Have a structured log line for every request and point your log analysis tool (e.g., Kibana) at it. Just looking for the slowest requests can often pin point a source of trouble. Having p95 latencies in your monitoring stack is nice and all, but, at the end of the day, you need to find some actual requests that experienced those latencies, and it sure is handy when that's easy.

Sampled logging and SQL queries #

If your app talks to a database, a common source of latency and load is the SQL queries made in responding to a request. If you have a misbehaving query, it's hard to figure out what code path is invoking it (especially if it's in a library or an ORM layer is involved). If you have a slow request, it's hard to to know which queries are slowing it down. Sure, you can keep a query counter and a query latency total in your canonical log line, but you still need to figure out which queries are at the heart of the issue.

So, for every Nth request (N=10,000 is reasonable), log all the queries that request does! If you have enough QPS flowing through your system, you'll have a pretty effective sample of all those queries in your log system to do further analysis.

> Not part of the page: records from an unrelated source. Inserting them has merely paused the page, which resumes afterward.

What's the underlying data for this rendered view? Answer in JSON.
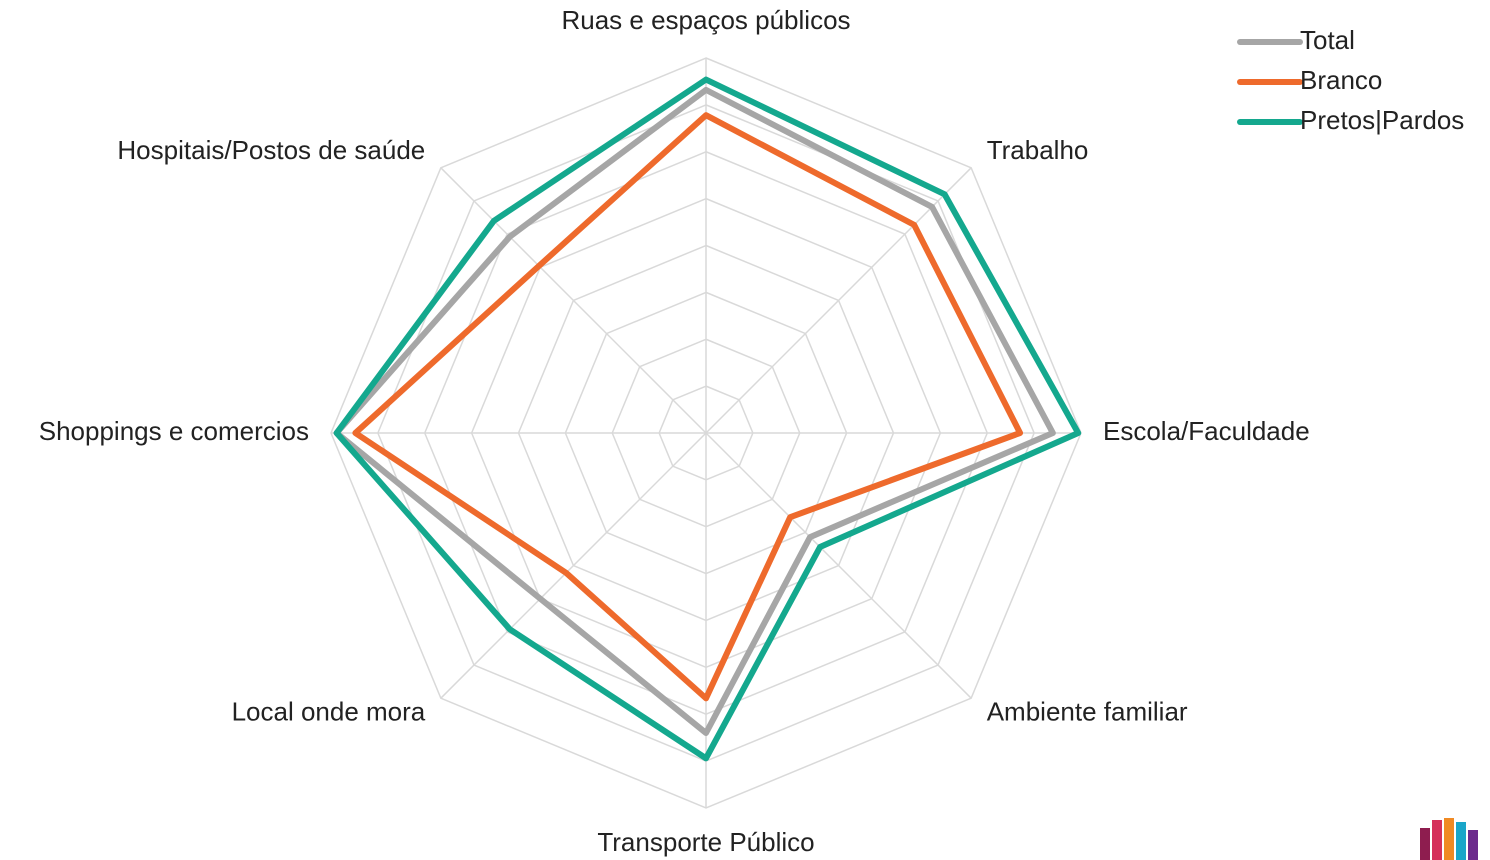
{
  "chart_data": {
    "type": "radar",
    "categories": [
      "Ruas e espaços públicos",
      "Trabalho",
      "Escola/Faculdade",
      "Ambiente familiar",
      "Transporte Público",
      "Local onde mora",
      "Shoppings e comercios",
      "Hospitais/Postos de saúde"
    ],
    "series": [
      {
        "name": "Total",
        "color": "#a6a6a6",
        "values": [
          36.6,
          34.1,
          37,
          15.7,
          32,
          25,
          39.4,
          29.6
        ]
      },
      {
        "name": "Branco",
        "color": "#ee6a2c",
        "values": [
          33.9,
          31.4,
          33.5,
          12.7,
          28.3,
          21.1,
          37.4,
          25.2
        ]
      },
      {
        "name": "Pretos|Pardos",
        "color": "#14a88e",
        "values": [
          37.7,
          36,
          39.7,
          17.2,
          34.7,
          29.6,
          39.4,
          32
        ]
      }
    ],
    "rlim": [
      0,
      40
    ],
    "rticks": [
      5,
      10,
      15,
      20,
      25,
      30,
      35,
      40
    ],
    "grid": true,
    "legend": "top-right"
  }
}
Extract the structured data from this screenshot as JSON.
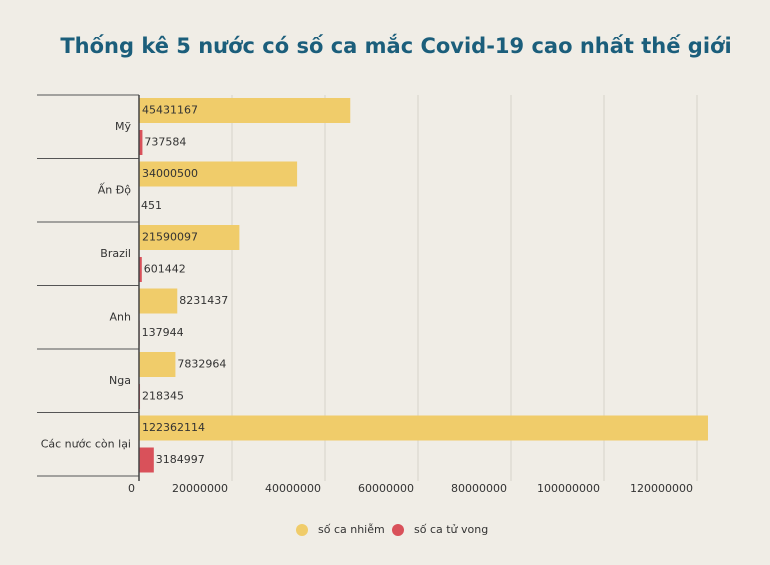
{
  "chart_data": {
    "type": "hbar",
    "title": "Thống kê 5 nước có số ca mắc Covid-19 cao nhất thế giới",
    "categories": [
      "Mỹ",
      "Ấn Độ",
      "Brazil",
      "Anh",
      "Nga",
      "Các nước còn lại"
    ],
    "series": [
      {
        "name": "số ca nhiễm",
        "color": "#f0cc6a",
        "values": [
          45431167,
          34000500,
          21590097,
          8231437,
          7832964,
          122362114
        ]
      },
      {
        "name": "số ca tử vong",
        "color": "#d9515a",
        "values": [
          737584,
          451,
          601442,
          137944,
          218345,
          3184997
        ]
      }
    ],
    "xlim": [
      0,
      130000000
    ],
    "xticks": [
      0,
      20000000,
      40000000,
      60000000,
      80000000,
      100000000,
      120000000
    ],
    "grid": true,
    "legend": "bottom"
  }
}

If you have a tracing header in your system (e.g., OpenTelemtry's trace-id), you can tie the sampling to the trace-id. If you're comfortable with the security implications, you can, perhaps, learn how to inject a trace-id that will make sure that your particular request that you're making right now with curl is one of the Nth requests that gets sampled.

It's often useful to know the stack trace that triggered a SQL query to be executed. Taking stack traces (via new Error() or the like) can be expensive in your runtime. Sampling can come to the rescue again: do it every Mth request that's already sampled, and your logs will give you stack traces.

I've also, in the past, built a CI job that annotated all SQL queries and shoved them into a SQLite file (viewable, e.g., with https://datasette.io). That worked, but logs turned out more useful. You can also put them stack trace into a query comment, as suggested by Henry.

Dynamic languages and profiles #

Sometimes, you want to sneak a bit of data into your profile. For (a made-up) example, say you're executing a query, and you want to replace scanTable() with scanTableT123456(), so that you can discern which table is being scanned. In a sufficiently dynamic language (Java, Python, JS all qualify), you can sneak a string into a profile like so:

function logStack() {
	console.log(new Error().stack);
}

const identifierRegex = /^[A-Za-z$_][A-Za-z0-9$_]*$/;

function named(name, f) {
	if (!identifierRegex.test(name)) {
		throw new Error('Invalid name.');
	}
	return eval(`let z = function ${name}(F) { F(); }; z`);
}

named("SUPER_DUPER_NAME")(logStack);

The output looks like:

$ node sneaky.js
Error
    at logStack (/Users/philip/src/blog/content/blog/observability-in-trouble/sneaky.js:2:14)
    at SUPER_DUPER_NAME (eval at named (/Users/philip/src/blog/content/blog/observability-in-trouble/sneaky.js:11:9), <anonymous>:1:40)
    at Object.<anonymous> (/Users/philip/src/blog/content/blog/observability-in-trouble/sneaky.js:14:26)
    at Module._compile (node:internal/modules/cjs/loader:1376:14)
    at Module._extensions..js (node:internal/modules/cjs/loader:1435:10)
    at Module.load (node:internal/modules/cjs/loader:1207:32)
    at Module._load (node:internal/modules/cjs/loader:1023:12)
    at Function.executeUserEntryPoint [as runMain] (node:internal/modules/run_main:135:12)
    at node:internal/main/run_main_module:28:49

Note that Content Security Policies can disable the use of eval() and this trick.